J'ai vite été conquis, surtout que son producteur américain, la maison Bailey, du Minnesota, assurait que «Tiger Eyes» n'était pas envahissant, contrairement aux autres vinaigriers. Difficile de demander mieux à un arbuste.

L'année suivante, «Tiger Eyes» était installé au jardin, fidèle à ses promesses. Il a fallu attendre trois ans, en juin 2006, pour que sa vraie personnalité apparaisse au grand jour. Des bébés «Tiger Eyes» ont fait leur apparition partout dans la platebande à 2 ou 3 m du tronc. Quelle déception! Mon vinaigrier était aussi envahissant que les autres.

Vendu sous de fausses représentations, il a cependant attendu trois ans avant de se manifester, comme s'il était de connivence avec le producteur.

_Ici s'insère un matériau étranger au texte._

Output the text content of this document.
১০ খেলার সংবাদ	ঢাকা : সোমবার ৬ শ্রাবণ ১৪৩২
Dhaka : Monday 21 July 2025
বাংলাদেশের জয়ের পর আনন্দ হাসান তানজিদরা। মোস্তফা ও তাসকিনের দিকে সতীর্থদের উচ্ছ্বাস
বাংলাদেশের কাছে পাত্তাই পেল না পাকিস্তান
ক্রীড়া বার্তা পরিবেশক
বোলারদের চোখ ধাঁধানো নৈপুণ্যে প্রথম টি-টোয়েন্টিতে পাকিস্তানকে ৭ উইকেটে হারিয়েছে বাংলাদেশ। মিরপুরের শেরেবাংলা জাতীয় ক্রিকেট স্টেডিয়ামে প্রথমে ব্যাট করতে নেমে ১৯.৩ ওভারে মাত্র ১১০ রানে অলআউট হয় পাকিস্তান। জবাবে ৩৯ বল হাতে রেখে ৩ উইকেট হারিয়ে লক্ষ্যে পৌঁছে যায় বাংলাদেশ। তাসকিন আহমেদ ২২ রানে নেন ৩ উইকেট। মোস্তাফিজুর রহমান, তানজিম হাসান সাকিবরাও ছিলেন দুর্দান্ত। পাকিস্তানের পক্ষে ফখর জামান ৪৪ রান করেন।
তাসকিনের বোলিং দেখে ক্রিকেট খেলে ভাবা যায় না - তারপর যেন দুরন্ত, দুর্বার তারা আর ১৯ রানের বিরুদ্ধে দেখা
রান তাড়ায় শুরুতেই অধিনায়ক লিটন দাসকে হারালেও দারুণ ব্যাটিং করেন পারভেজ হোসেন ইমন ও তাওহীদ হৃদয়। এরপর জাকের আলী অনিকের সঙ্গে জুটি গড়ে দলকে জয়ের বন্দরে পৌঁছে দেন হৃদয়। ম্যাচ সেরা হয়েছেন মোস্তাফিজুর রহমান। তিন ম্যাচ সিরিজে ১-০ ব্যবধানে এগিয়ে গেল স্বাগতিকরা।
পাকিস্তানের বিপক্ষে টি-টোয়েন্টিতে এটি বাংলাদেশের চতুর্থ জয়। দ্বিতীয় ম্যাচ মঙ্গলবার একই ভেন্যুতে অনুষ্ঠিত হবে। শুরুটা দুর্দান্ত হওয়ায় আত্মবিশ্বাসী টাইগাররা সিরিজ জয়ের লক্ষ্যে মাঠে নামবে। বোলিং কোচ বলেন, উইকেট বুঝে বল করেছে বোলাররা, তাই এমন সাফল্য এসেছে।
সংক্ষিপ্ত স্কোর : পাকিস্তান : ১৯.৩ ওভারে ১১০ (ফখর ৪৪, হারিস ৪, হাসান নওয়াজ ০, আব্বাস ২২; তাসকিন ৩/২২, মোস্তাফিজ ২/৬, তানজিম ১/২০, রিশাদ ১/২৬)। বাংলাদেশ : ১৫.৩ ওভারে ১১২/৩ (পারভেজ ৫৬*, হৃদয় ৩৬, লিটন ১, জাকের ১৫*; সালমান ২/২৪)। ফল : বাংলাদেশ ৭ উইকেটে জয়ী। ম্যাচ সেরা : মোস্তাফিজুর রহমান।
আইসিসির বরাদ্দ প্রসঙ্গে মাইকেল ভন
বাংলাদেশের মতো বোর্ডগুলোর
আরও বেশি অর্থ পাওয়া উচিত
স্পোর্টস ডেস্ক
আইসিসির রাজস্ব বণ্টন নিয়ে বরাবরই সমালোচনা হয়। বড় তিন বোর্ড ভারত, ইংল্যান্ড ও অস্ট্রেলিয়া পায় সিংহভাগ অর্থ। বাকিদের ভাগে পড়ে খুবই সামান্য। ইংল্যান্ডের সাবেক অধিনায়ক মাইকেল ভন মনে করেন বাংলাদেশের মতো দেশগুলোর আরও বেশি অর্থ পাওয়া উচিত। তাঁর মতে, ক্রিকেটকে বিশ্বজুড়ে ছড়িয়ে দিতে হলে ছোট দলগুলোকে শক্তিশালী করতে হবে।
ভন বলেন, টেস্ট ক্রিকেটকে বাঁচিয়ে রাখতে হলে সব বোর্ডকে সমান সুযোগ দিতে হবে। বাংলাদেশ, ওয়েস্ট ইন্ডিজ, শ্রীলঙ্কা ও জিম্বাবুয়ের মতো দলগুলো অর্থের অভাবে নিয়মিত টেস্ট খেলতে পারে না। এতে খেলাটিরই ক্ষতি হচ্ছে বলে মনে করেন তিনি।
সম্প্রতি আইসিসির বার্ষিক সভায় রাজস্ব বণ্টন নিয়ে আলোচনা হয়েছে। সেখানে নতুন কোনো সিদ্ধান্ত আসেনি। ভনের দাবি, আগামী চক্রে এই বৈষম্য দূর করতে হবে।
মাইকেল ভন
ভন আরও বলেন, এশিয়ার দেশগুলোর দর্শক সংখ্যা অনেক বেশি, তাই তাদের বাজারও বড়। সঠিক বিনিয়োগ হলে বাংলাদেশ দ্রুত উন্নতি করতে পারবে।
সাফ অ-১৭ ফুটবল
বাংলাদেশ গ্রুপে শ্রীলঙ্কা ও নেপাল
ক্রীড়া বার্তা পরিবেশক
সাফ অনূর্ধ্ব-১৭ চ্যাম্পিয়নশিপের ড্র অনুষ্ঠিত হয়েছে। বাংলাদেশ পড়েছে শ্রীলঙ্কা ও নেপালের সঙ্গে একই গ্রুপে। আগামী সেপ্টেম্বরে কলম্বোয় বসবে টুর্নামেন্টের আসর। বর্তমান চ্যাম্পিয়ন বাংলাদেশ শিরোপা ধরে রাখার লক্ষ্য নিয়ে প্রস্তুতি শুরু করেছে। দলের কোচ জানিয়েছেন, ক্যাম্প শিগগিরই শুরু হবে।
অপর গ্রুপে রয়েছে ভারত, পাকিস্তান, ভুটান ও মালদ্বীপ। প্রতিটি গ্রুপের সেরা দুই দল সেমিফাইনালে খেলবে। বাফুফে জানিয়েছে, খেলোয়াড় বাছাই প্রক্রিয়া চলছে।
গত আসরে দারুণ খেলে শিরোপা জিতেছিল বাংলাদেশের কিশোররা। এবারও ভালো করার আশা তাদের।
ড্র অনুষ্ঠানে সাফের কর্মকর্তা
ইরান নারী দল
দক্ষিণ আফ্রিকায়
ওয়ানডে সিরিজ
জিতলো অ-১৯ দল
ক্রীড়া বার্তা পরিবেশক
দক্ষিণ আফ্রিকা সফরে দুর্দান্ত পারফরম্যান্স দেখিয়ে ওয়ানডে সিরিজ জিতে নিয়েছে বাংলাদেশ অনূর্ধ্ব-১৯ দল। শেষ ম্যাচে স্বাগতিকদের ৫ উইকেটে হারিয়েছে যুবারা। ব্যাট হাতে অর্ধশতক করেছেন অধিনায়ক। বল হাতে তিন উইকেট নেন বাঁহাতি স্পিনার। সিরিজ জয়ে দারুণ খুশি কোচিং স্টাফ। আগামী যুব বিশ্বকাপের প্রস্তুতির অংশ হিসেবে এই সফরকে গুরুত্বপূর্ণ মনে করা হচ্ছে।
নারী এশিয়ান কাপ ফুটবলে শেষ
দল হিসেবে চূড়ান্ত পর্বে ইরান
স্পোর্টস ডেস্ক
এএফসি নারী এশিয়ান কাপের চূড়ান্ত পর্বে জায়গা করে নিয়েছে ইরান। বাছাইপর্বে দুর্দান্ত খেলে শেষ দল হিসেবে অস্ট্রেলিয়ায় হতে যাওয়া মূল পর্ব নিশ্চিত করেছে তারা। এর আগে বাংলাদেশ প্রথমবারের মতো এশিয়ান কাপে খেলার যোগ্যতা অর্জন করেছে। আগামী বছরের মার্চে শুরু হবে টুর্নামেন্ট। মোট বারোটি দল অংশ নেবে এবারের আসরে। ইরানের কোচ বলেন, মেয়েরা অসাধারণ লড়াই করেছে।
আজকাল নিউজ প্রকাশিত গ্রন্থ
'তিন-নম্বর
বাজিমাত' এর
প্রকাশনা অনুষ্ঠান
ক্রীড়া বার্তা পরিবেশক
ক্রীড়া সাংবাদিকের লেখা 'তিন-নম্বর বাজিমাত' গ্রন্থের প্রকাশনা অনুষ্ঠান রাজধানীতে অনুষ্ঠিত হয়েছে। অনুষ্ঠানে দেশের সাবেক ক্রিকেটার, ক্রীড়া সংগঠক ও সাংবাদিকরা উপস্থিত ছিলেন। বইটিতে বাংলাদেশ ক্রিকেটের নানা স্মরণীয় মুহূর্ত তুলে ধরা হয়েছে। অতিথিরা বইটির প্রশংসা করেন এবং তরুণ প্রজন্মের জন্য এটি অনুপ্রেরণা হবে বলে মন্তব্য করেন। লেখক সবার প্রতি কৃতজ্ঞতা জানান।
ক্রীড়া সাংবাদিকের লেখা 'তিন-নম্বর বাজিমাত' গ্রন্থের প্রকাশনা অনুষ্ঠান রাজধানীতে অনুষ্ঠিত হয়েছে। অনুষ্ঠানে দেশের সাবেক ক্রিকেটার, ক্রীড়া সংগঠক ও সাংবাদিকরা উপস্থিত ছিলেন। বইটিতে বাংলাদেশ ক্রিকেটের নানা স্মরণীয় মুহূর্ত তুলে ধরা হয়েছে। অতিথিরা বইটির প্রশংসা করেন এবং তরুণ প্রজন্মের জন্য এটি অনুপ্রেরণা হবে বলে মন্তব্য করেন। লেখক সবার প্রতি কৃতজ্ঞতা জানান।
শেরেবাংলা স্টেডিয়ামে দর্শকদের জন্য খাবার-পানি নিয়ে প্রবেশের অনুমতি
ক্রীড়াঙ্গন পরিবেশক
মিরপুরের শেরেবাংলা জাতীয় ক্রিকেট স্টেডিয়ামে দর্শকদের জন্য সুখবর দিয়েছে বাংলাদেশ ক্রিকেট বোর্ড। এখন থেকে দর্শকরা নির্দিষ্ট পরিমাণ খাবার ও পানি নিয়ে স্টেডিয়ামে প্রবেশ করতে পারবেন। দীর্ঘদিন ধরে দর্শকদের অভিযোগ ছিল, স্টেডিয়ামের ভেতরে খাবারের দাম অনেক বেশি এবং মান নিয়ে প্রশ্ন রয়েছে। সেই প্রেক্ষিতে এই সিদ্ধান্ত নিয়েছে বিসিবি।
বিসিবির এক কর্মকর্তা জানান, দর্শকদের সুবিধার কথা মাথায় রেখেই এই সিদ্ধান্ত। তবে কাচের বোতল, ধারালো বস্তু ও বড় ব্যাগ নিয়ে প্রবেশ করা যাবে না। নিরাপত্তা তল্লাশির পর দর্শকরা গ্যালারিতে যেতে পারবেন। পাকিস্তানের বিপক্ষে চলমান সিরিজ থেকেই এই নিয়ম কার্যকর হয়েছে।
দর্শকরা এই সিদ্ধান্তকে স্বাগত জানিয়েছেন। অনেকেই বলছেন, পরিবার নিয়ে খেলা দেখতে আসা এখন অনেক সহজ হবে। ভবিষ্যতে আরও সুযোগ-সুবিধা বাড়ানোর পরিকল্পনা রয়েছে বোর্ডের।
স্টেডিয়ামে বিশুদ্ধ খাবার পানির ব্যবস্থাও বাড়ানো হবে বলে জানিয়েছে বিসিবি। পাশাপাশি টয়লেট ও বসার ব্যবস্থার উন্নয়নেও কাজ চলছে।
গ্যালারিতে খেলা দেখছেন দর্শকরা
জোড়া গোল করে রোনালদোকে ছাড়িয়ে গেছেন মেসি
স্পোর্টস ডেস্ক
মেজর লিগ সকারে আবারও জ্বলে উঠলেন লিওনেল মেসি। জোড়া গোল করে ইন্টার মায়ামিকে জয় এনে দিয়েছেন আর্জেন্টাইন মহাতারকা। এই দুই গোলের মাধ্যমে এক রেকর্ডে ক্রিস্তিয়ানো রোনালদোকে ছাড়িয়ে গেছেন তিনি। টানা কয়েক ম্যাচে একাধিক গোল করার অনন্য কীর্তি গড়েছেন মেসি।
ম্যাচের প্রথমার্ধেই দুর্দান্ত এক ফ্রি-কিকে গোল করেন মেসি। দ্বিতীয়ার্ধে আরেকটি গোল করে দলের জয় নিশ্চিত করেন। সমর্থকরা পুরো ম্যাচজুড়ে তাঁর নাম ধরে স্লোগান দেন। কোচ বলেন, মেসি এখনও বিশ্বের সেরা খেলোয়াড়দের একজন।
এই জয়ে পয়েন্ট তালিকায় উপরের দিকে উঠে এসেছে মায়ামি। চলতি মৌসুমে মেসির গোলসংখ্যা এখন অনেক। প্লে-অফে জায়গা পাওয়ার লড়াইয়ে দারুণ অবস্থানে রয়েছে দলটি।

Hypocrite, va! Au cours de cet été inoubliable, il a produit tellement de rejetons que j'aurais pu me lancer en affaires. J'ai songé à maintes reprises à mettre un terme à notre relation. Puis est venu l'automne...

En désespoir de cause, il y a deux ans, nous avons littéralement encerclé ses racines avec une plaque d'aluminium. Ses ambitions territoriales se sont calmées. Mais, dès qu'il y avait 2 ou 3 cm de terre par-dessus la barrière de métal, il se lançait à nouveau à la conquête de la platebande. Un manège qu'il poursuit toujours. Pas plus tard que la semaine dernière, j'ai découvert encore une racine de 1,5 m qui serpentait sous terre, discrètement, presque à la surface, prête à donner un nouveau bébé. L'appendice a été prestement coupé sans douleur. Voilà pour la domestication.